La fumée ça pique les yeux, chapitre 26
Ma maman, elle a les yeux tout bleus.
Tellement bleus que dedans il doit y avoir au moins le ciel et la mer, et pis aussi un autre truc comme le paradis si ça existe mais sinon je vois pas.
Ya des moments, ses yeux sont tellement et tellement bleus que tout l’éblouie. Ses pupilles sont complètement noyées dans un océan azur. Alors ma maman elle ne parle plus. Elle regarde le monde en l’inondant de bleu.
Et pis des fois, ma maman elle a les yeux tout noirs. Il reste juste un tout petit cercle autour de ses pupilles où tout le bleu semble s’être concentré. Alors le monde entier devient noir lui aussi et il rentre dans les yeux de ma maman et ça lui fait drôlement mal.

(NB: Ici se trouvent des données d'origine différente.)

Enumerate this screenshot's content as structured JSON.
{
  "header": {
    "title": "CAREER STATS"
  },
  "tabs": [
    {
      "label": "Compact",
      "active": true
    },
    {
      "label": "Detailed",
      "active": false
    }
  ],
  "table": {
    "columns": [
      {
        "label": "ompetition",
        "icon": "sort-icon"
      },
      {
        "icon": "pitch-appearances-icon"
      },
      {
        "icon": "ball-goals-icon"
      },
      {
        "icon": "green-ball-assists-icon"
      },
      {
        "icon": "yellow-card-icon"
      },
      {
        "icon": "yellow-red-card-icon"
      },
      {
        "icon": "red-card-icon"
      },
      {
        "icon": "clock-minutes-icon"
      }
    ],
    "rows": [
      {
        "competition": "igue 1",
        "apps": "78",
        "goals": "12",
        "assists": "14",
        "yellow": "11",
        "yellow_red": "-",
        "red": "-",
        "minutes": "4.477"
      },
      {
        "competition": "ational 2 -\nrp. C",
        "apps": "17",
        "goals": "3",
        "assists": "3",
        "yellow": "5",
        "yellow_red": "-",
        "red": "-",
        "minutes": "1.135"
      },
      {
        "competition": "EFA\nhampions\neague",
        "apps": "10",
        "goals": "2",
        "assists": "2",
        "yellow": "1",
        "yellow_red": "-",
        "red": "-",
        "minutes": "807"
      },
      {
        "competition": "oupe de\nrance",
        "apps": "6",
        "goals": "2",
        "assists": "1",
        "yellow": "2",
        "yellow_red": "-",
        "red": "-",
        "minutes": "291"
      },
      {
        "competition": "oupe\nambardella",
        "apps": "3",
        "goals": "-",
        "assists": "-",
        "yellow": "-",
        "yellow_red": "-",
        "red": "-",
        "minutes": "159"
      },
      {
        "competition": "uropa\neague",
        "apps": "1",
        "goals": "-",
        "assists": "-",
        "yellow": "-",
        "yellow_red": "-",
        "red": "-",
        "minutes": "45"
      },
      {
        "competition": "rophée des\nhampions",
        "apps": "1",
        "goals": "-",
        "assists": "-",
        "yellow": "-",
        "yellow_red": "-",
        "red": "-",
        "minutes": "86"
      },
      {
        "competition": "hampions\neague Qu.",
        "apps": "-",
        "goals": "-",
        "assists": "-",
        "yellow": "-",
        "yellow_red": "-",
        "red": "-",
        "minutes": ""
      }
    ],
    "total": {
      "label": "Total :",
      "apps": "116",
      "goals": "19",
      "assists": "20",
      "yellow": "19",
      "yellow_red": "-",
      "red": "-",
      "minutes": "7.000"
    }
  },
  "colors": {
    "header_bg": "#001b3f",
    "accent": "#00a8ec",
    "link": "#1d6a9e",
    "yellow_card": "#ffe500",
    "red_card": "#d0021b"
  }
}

Son visage n’a plus d’expression que l’angoisse et le désespoir.
Quand ça va vraiment pas fort, ma maman elle dissimule ses yeux derrière ses petites lunettes de soleil. Elle les garde même la nuit parce qu’elle dit qu’elle veut plus jamais voir la lumière du jour, et qu’on ne sait jamais quand il va se lever, ce sale traitre.
Moi, mes yeux, ils sont marrons.
Et même quand je regarde le soleil bien en face ça me fait même pas mal.
_ » Yeux marrons, yeux d’cochon! » il m’a dit, ce sale petit blond aux yeux bleus de Lucas. Je lui ai juré que je lui en mettrait un, de marron, dans sa sale petite gueule, s’il ne la fermait pas tout de suite.
Ma maman elle dit que mon regard il est encore plus fort qu’un expresso italien, mais moi je sais bien que si j’avais eu les yeux bleus, je me serais envolé avec elle bien plus haut que les mouettes.
Mais j’ai les yeux stupidement marrons. Des yeux qui savent même pas pleurer, sauf pour le coup de hot-dogs moutarde mais ça compte pas. Sur que si j’avais eu les yeux clairs, j’aurais pas vu le monde pareil./
Natacha elle dit que j’ai les yeux de mon papa. Moi je me dis qu’en tous cas, Tonio il a les yeux aussi sombres que moi. Sûrement que c’est pour ça que c’est lui, mon papa de cœur.